News and HeadlinesNational News

Actions

FDA memo reportedly links 10 child deaths to COVID-19 vaccines

A leaked FDA memo reportedly links 10 child deaths to COVID-19 vaccines and calls for stricter approval standards for COVID, flu and other shots.
New COVID Shots
Posted

Vinay Prasad, director of the Food and Drug Administration’s Center for Biologics Evaluation and Research, reportedly authored a memo stating the agency has identified 10 pediatric deaths from 2021-24 directly linked to COVID-19 vaccines.

The memo, obtained by The Washington Post, has not been independently confirmed by Scripps News. It is unclear how the FDA determined the vaccines caused the deaths.

During an interview with Fox News on Saturday, FDA Commissioner Martin A. Makary suggested the memo could lead to changes in the approval process for COVID-19, flu and other vaccines.

“We’re not just going to rubber-stamp new products that don’t work, that fail in a clinical trial,” Makary told Fox News. “It makes a mockery of science if we’re just going to rubber-stamp things with no data.”

The memo also suggested changes to the annual flu vaccine framework, criticizing “low-quality evidence, poor surrogate assays, and uncertain vaccine effectiveness measured in case-control studies with poor methods.”

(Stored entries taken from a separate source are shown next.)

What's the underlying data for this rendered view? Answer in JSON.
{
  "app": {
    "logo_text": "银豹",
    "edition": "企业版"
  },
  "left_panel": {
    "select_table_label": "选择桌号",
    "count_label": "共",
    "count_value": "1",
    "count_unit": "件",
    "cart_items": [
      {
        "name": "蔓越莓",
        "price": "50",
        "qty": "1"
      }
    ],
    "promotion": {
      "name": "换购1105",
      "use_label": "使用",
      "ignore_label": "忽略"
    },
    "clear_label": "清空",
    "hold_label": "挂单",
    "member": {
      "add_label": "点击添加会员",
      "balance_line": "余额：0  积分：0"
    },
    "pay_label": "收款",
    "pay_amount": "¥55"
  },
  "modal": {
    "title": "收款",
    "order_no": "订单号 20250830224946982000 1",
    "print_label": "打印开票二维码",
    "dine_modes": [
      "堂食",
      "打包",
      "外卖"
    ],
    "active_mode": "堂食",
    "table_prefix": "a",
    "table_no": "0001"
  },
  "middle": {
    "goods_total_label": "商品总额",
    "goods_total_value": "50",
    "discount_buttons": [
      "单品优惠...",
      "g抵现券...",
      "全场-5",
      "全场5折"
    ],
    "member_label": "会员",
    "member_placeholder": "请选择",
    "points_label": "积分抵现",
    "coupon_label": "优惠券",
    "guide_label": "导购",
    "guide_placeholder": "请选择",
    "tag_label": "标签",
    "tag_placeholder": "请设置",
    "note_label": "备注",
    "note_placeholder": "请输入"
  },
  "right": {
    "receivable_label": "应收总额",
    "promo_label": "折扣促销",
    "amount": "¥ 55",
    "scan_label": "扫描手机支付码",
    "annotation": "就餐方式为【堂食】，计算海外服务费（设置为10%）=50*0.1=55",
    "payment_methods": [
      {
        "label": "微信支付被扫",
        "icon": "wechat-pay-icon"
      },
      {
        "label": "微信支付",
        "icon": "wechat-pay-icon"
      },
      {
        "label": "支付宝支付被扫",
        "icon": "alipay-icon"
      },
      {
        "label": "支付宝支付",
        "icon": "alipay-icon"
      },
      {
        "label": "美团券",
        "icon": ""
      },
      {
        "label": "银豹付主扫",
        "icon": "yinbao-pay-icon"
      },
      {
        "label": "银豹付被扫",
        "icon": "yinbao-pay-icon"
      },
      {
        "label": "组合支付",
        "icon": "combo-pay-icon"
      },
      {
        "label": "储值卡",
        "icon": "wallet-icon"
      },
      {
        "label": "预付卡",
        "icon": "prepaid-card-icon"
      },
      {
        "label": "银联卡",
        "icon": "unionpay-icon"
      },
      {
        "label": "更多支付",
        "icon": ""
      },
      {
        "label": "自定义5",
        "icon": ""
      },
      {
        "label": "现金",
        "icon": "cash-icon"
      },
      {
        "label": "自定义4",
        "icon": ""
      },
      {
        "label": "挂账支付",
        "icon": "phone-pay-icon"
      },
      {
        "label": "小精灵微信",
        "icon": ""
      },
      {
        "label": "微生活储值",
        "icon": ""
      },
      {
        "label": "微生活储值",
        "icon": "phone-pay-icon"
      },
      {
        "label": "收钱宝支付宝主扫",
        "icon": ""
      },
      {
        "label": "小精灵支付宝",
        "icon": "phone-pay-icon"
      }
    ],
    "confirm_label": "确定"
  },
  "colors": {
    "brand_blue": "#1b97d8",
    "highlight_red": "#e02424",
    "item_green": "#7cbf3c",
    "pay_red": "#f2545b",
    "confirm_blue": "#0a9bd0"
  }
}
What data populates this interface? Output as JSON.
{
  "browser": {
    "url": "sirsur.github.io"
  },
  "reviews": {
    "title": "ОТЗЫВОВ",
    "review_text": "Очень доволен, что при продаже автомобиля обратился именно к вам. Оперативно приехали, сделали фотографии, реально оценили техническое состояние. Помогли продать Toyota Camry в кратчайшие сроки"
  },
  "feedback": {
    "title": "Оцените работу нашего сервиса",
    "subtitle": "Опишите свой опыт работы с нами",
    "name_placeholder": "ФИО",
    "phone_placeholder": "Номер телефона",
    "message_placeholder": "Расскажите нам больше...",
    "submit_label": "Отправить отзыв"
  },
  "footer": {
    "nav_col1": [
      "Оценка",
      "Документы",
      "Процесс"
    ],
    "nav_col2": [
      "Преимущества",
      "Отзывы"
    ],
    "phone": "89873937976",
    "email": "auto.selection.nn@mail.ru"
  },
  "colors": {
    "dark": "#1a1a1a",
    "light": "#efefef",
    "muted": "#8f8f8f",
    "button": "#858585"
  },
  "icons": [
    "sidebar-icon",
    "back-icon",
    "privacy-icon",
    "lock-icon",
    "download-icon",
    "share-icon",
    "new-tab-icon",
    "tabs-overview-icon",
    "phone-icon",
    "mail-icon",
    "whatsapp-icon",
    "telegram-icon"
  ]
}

Makary and Prasad accused the Biden administration of concealing data showing the risks outweighed the benefits of approving COVID-19 vaccines for children and young adults.

“The COVID shot was amazing for people at risk and for older people, especially when it was a good match for the circulating virus at the time, back in 2020,” Makary said. “We saw a reduction in the severity of illness and lives saved. But now recommending that a 6-year-old girl get another 70 mRNA COVID shots, one each year for the rest of her life, is not based on science.”

The Centers for Disease Control and Prevention has scaled back its COVID-19 guidelines, recommending the vaccine for children ages 6 months and older only after consulting a doctor.

The American Academy of Family Physicians supports making COVID-19 vaccines available to any family that wants them but stops short of recommending them for all children.

The American Academy of Pediatrics recommends boosters for children at high risk and says vaccines should be available for parents who choose them.